You may have read about Snapchat by now—the app that allows users to take and send photos to friends that will “self-destruct” in 10 seconds or less. As one may imagine, the ability to send photos that are, for the most part, untraceable has become increasingly popular—especially with teenagers. While many parents are nervous about teens using the app to send photos of a sexual or illicit nature, teens have responded that sexting is not Snapchat’s primary function.
“I don’t even know anybody who uses Snapchat to sext,” reported Sunday Simon of Youth Radio to NPR’s All Things Considered. “An online poll from the Survata Research Network found that of 700 Snapchat users only 13 percent had ever sent what they called photos of a sexual nature. My mom […] knows that's not what I use it for, though, she doesn't really get why I use it at all.”

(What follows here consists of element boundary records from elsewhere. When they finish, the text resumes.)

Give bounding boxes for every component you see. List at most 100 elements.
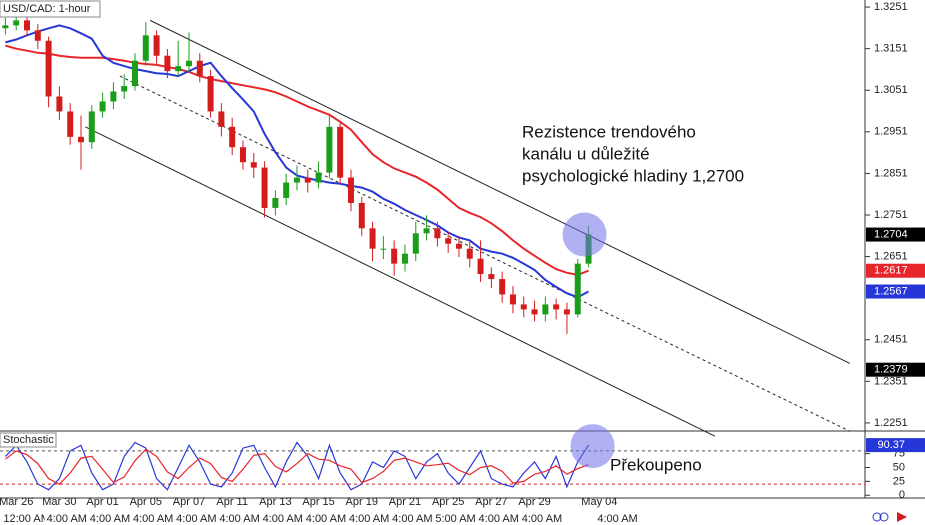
- y-tick-label: 1.2751: [874, 209, 908, 221]
- icon[interactable]: [872, 512, 882, 522]
- y-tick-label: 0: [899, 489, 905, 501]
- candle-body: [218, 111, 225, 127]
- annotation: kanálu u důležité: [522, 144, 650, 163]
- x-tick-label: Apr 05: [130, 496, 162, 508]
- candle-body: [261, 167, 268, 208]
- candle-body: [553, 304, 560, 310]
- x-tick-label: Apr 29: [518, 496, 550, 508]
- title-bg: [0, 432, 57, 448]
- x-time-bg: [433, 511, 482, 525]
- candle-body: [99, 101, 106, 112]
- price-marker: [866, 362, 925, 377]
- moving-average: [5, 44, 589, 276]
- y-tick-label: 1.2451: [874, 334, 908, 346]
- candle-body: [175, 66, 182, 72]
- trend-line: [149, 19, 851, 364]
- candle-body: [499, 279, 506, 295]
- x-time-bg: [595, 511, 644, 525]
- x-tick-label: Apr 27: [475, 496, 507, 508]
- x-time-label: 4:00 AM: [392, 513, 432, 525]
- x-time-label: 4:00 AM: [479, 513, 519, 525]
- candle-body: [466, 248, 473, 259]
- icon[interactable]: [879, 512, 889, 522]
- x-time-label: 4:00 AM: [522, 513, 562, 525]
- title-bg: [0, 0, 101, 18]
- x-tick-label: Apr 13: [259, 496, 291, 508]
- candle-body: [423, 228, 430, 234]
- candle-body: [347, 177, 354, 203]
- candle-body: [121, 86, 128, 92]
- price-marker-label: 90.37: [877, 439, 905, 451]
- x-tick-label: Apr 19: [346, 496, 378, 508]
- price-marker: [866, 227, 925, 242]
- y-tick-label: 1.3151: [874, 43, 908, 55]
- y-tick-label: 1.2951: [874, 126, 908, 138]
- candle-body: [401, 253, 408, 264]
- x-time-label: 4:00 AM: [47, 513, 87, 525]
- x-time-label: 5:00 AM: [435, 513, 475, 525]
- annotation: psychologické hladiny 1,2700: [522, 166, 744, 185]
- candle-body: [488, 274, 495, 280]
- candle-body: [142, 35, 149, 61]
- price-marker-label: 1.2704: [874, 228, 908, 240]
- candle-body: [391, 248, 398, 264]
- x-tick-label: Apr 07: [173, 496, 205, 508]
- candle-body: [13, 20, 20, 26]
- x-time-bg: [519, 511, 568, 525]
- price-marker: [866, 284, 925, 299]
- x-time-bg: [87, 511, 136, 525]
- x-time-label: 4:00 AM: [263, 513, 303, 525]
- candle-body: [283, 182, 290, 198]
- x-time-bg: [174, 511, 223, 525]
- x-time-bg: [260, 511, 309, 525]
- candle-body: [250, 162, 257, 168]
- candle-body: [67, 111, 74, 137]
- candle-body: [110, 91, 117, 102]
- stochastic-line: [4, 441, 590, 491]
- x-time-label: 4:00 AM: [306, 513, 346, 525]
- x-time-bg: [44, 511, 93, 525]
- y-tick-label: 1.2651: [874, 250, 908, 262]
- x-time-bg: [346, 511, 395, 525]
- price-marker: [866, 438, 925, 453]
- icon[interactable]: [897, 512, 907, 522]
- candle-body: [315, 172, 322, 183]
- price-marker: [866, 263, 925, 278]
- candle-body: [239, 147, 246, 163]
- candle-body: [2, 25, 9, 29]
- highlight: [570, 424, 615, 469]
- y-tick-label: 1.2251: [874, 417, 908, 429]
- x-tick-label: May 04: [581, 496, 617, 508]
- toolbar-icons[interactable]: [872, 512, 907, 522]
- x-time-label: 4:00 AM: [349, 513, 389, 525]
- x-time-bg: [1, 511, 50, 525]
- x-time-bg: [390, 511, 439, 525]
- candle-body: [185, 60, 192, 67]
- x-time-label: 4:00 AM: [219, 513, 259, 525]
- chart-title: USD/CAD: 1-hour: [3, 3, 91, 15]
- candle-body: [563, 309, 570, 315]
- candle-body: [164, 55, 171, 72]
- candle-body: [131, 60, 138, 87]
- trend-line: [85, 126, 716, 437]
- candle-body: [293, 177, 300, 183]
- x-tick-label: Apr 15: [302, 496, 334, 508]
- candle-body: [153, 35, 160, 56]
- y-tick-label: 1.2351: [874, 375, 908, 387]
- x-time-label: 4:00 AM: [176, 513, 216, 525]
- candle-body: [369, 228, 376, 249]
- y-tick-label: 1.3251: [874, 1, 908, 13]
- candle-body: [574, 263, 581, 315]
- x-time-bg: [303, 511, 352, 525]
- highlight: [562, 212, 607, 257]
- stochastic-line: [5, 448, 589, 485]
- candle-body: [23, 20, 30, 31]
- candle-body: [196, 60, 203, 77]
- candle-body: [477, 258, 484, 275]
- candle-body: [56, 96, 63, 112]
- candle-body: [34, 30, 41, 41]
- candle-body: [304, 177, 311, 183]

Sunday Simon’s mother, Delores Thompson, also appeared on the show, and gave her opinion of the app, which shares about 150 user-generated images each day. “If I send somebody a picture, I want them to have the picture,” she explained. “I mean, this is not ‘Mission Impossible,’ when I give you a secret code from the FBI and then it should disappear or go away.” For many parents like Thompson, Snapchat evokes the question: Why send a self-destructing photograph if you aren’t trying to hide something?

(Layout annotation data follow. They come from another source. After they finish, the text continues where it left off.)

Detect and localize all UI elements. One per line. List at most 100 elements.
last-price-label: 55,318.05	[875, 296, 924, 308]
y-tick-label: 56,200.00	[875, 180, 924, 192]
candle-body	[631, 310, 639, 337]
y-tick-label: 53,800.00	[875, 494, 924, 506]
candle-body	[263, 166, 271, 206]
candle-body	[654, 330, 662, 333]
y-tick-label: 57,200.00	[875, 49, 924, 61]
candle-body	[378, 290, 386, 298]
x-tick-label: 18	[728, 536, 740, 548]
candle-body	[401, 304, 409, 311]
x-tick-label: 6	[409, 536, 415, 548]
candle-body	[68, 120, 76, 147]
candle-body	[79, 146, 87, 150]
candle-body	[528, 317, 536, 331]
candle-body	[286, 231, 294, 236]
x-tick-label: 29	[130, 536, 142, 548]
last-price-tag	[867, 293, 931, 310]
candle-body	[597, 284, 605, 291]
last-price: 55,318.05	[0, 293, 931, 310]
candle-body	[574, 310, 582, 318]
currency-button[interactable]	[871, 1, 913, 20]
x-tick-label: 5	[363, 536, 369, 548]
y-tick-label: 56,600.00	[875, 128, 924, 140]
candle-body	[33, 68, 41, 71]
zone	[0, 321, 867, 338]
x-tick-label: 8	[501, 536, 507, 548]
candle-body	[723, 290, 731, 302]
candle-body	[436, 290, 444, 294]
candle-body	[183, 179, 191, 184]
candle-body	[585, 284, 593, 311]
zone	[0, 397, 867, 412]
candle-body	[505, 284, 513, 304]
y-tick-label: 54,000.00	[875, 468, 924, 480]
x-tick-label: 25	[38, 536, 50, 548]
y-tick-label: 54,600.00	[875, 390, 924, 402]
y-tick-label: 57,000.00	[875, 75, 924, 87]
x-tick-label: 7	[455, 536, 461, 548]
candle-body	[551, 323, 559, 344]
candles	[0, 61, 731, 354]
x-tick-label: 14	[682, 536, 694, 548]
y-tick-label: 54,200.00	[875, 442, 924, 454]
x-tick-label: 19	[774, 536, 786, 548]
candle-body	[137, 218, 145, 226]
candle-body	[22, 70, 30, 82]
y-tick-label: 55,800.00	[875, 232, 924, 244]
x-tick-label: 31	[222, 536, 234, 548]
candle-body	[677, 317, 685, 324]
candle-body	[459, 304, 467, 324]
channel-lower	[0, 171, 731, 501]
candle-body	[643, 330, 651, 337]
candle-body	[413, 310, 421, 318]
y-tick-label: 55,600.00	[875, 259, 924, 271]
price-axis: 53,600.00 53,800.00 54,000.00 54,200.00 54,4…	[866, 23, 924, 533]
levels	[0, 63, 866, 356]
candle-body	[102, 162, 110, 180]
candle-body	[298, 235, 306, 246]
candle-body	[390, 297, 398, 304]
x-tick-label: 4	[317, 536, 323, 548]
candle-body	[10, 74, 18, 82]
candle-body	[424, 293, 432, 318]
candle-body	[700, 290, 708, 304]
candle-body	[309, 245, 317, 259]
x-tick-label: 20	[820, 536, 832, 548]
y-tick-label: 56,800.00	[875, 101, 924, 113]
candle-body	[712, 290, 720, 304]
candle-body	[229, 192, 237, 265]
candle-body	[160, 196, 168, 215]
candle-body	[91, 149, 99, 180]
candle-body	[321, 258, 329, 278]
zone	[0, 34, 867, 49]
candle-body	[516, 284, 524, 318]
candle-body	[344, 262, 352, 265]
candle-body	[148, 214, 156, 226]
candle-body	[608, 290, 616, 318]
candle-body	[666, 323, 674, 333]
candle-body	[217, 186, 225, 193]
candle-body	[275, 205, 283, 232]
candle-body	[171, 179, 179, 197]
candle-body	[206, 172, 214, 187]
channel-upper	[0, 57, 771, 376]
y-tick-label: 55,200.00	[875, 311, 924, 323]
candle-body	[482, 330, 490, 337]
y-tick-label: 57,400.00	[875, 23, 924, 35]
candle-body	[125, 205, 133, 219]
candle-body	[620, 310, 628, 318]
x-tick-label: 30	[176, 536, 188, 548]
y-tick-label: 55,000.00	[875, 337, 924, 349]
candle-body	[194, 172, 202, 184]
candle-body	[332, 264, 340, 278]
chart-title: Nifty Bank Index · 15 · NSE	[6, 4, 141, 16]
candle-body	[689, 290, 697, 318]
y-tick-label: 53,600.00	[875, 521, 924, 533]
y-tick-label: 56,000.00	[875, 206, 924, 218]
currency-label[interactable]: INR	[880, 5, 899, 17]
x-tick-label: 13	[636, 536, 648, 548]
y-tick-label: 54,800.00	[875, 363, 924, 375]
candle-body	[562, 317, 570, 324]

The generational gap that Simon hinted at on the show appears to be the crux of the Snapchat debate. Adults don’t get the app’s appeal, and so are nervous that students are using it inappropriately; however, they fail to see Snapchat’s primary purpose because they are so isolated from the social pressures associated with social media sites that often affect teens.
“For a lot of teenagers,” Simon says, “Facebook has become a place where you try to make your life look perfect. Instagram is a popularity contest. That leaves Snapchat,” the perfect place for teens to feel safe enough to be themselves without fearing how a silly photo might affect their pruned social media profiles.
Writing at Forbes, internet safety advocate Larry Magid said Snapchat’s designers aimed to create a service that afforded more privacy than Facebook and other social networks. Increasing concern from parents was likely unavoidable, however, so the Snapchat team published a guide for parents [pdf] to provide “suggestions for how to handle issues and concerns that may arise.”
And as Magid and others reported this week there’s another hidden lesson in the Snapchat debate -- there’s no such thing as online content that disappears forever. A forensics examiner blogged recently that he was able to restore dozens of ”deleted” Snapchat photos from Android phones.
Whether or not this information is likely to alter Snapchat's allure for teens is debatable. But regardless, aside from addressing parental concerns, it could be argued that the pressure teens face to uphold a certain image on their other social media profiles may be the bigger issue. How can we help resolve the relationship between teens and sites like Facebook so that they no longer feel like they must personify a practiced image of perfection?
Our “Picture Perfect” lesson, designed for elementary school students, begins to delve into these pressures while exposing students to the ubiquity of photoshopped images and how they often reinforce negative stereotypes in media, especially for young women. For high school students, you can take another lesson from our Gender and Digital Life toolkit titled “Feeling on Display,” which dissects how gender affects teens’ reputations and how that can play out on social media. The lesson also features students’ reflections about what they’ve posted online and the reactions they’ve received.
The impermanence of apps like Snapchat might have a certain appeal to teens, but it may not be for the reasons you think. As Magid recommended, try having a conversation first. “Just ask them if they use these apps and what they’re doing with them,” said Magid. “Chances are your kid already knows not to do anything really stupid, but it never hurts to calmly impart a little adult wisdom.”